Forty eight S. flavidus and 48 S. melanops samples from two California (USA) populations (north and south of Cape Mendocino respectively) were used to assess population level variation using the aforementioned PCR protocol. Products were typed on an ABI3100 as above. Departures from Hardy–Weinberg equilibrium, allele counts (k), and levels of heterozygosity (H _exp , H _obs ) were calculated using the program GENEPOP v4.0 (Rousset 2008). Loci that amplified and were scored successfully were annotated to the SWISSPROT database using the BLAST2GO software (Conesa et al. 2005). Data is only presented from loci that we were able to successfully amplify and genotype in S. flavidus and S. melanops. Primer information for loci that did not give successful amplifications, or were difficult to genotype, are available from the corresponding author.

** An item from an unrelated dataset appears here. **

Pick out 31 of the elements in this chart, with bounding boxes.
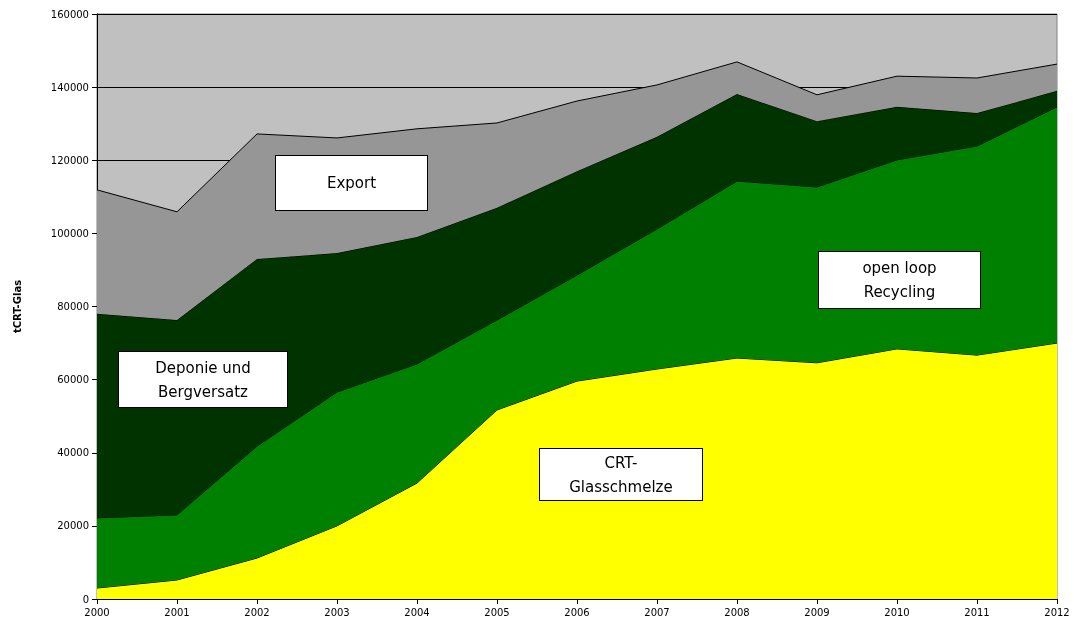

After omitting fixed loci allele counts for S. flavidus and S. melanops ranges from 2 to 19 and 2 to 13, respectively. Observed heterozygosity ranged from 0.042 to 1.0 S. flavidus and 0.042 to 0.913 in S. melanops. Seven microsatellite loci did not conform to Hardy–Weinberg expectations (P ≤ 0.05) in S. flavidus, while five loci did not conform to Hardy–Weinberg expectations (P ≤ 0.05) in S. melanops (Table 2). Two primer sets appear to be amplifying duplicated loci (Sgoo690_1 and Sgoo9_832_1) due to the fact all individuals that successfully amplified were heterozygotes (Table 2).

Table 2 Sample size (N), observed number of alleles (k), observed (H_o) and expected (H_e) heterozygosity for two populations of S. flavidus and S. melanops

Eleven loci were annotated to the SWISSPROT database. The remaining 40 loci did not show any significant matches. Two of the loci (Sgoo10_911_1 and Sgoo2027_1_ annotated to the same protein (Protein LBH) but were not in linkage disequilibrium (data not shown). These EST-linked microsatellites with annotations may serve useful in the development of a linkage or genomics maps of the Sebastes genome and further assist in the management and conservation in this economically important group. Additionally, gene associated markers provide opportunities for evolutionary analysis of locally adapted genes in multiple Sebastes populations. This is the first set of EST-linked microsatellites in Sebastes and shows that there is significant cross-species amplification among other species in the genus.